Over the years we have seen an extraordinary multiplicity of different types of persistent data mechanisms emerge. The start, of course, was the early file systems with products like ISAM and VSAM. But over the years we have seen all sorts of “models” for data storage emerge. I will first take a look at the types of persistent storage system there are now to understand something of the reasons why products such as ODBC and OLE DB exist.

A brief history of DBMSs

The first DBMSs started to appear in the late ’60s and early ’70s. Since then, the IT industry has seen a plethora of different “types” of DBMS, in other words, products conforming to some basic set of principles. The main types of DBMS are:

  two-level networks
  hierarchical
  network (Codasyl)
  relational
  object oriented
  extended relational

The very first types of DBMS were based on “two-level networks” and included DBMSs such as TOTAL or IMAGE. IBM then produced a DBMS based on what is now referred to as a “hierarchical” model and which we now know as IMS or DL1. Other more esoteric DBMSs used at this time were based on transposition and inverted lists, for example, ROBOT.

Even in the late 1960s, DBMS vendors and end users started to realize the benefits of standardization, and the first standards work to be undertaken was initiated by the Codasyl (Conference on Data System Languages) committees, a group established in 1959 and responsible for the language COBOL. Two subcommittees—the Database Task Group and the Data Description Language Committee—produced a specification for the DML (Data Manipulation Languages) and DDL (Data Definition Languages) for what were to be called “network databases.”

Products conforming to this specification include IDMS/X and CA-IDMS, IDS, VAX DBMS (from Digital), DMS 1100, MDBS, and so on.
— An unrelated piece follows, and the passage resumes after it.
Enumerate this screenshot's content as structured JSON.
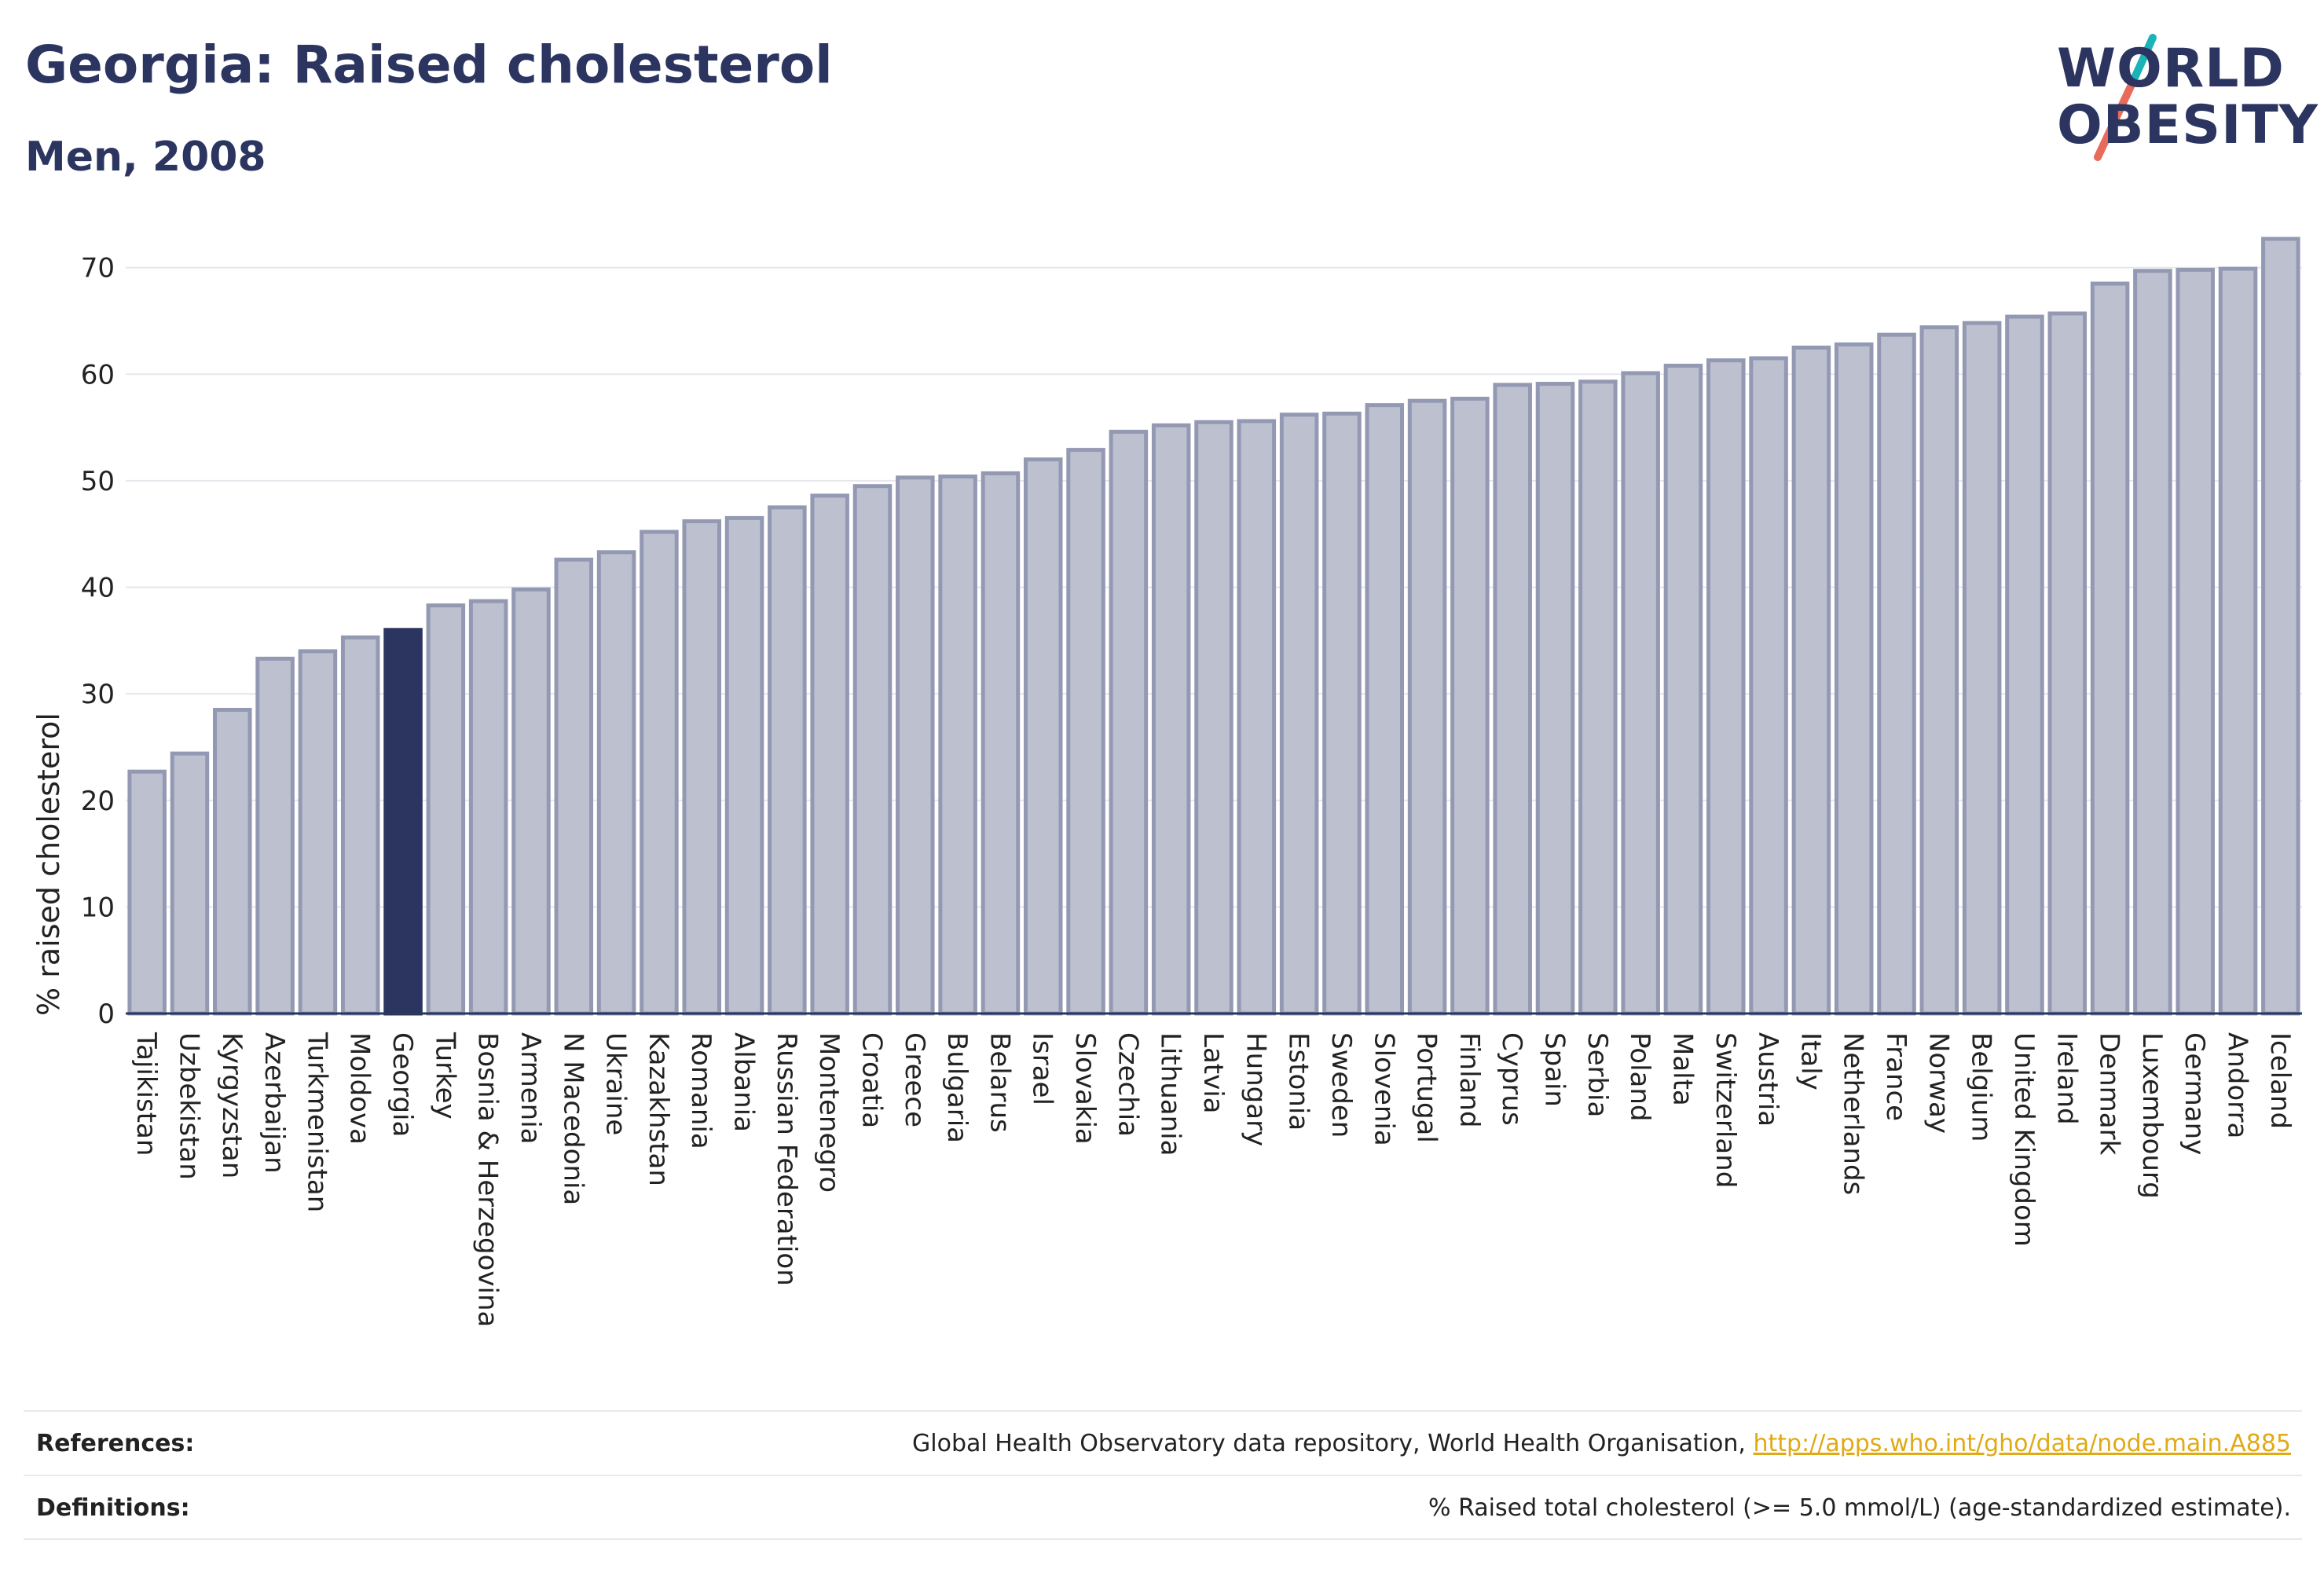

These DBMSs proved to be high performance, reliable, and excellent transaction processing machines, and large numbers of firms bought and developed strategic systems using them.

IBM rejected the Codasyl proposals (primarily from a marketing standpoint, as it had no DBMS conforming to the standard) and started to promote the relational model proposed by Ted Codd via a number of papers produced in the early 1970s.

IBM, along with many new startups, realized they could leapfrog to the new relational paradigm by using the work of the exploratory System R* research project and consequently bypass the competition. The combination of IBM, Ted Codd, and the publicity that surrounded him and the emergence of companies like Oracle with equally good marketing muscle tolled the death knell for the Codasyl proposals, and, by the early to mid-1980s, Codasyl DBMSs ceased to be developed.

Oracle was released in 1979 and represented the first commercialised version of SQL. In 1981, IBM produced SQL/DS, a commercial version of System R* for VM/370. This was followed in 1983 by SQL/DS, rewritten for MVS and known as DB2. The release of DB2 created considerable publicity for IBM and the relational approach in general.

A flood of products has since appeared conforming to the relational model. They included Ingres, Sybase, Informix, Rdb, Interbase, SQLBase, Rbase, CA-DB, Non Stop SQL, and so on. End users have bought and developed large numbers of systems using them.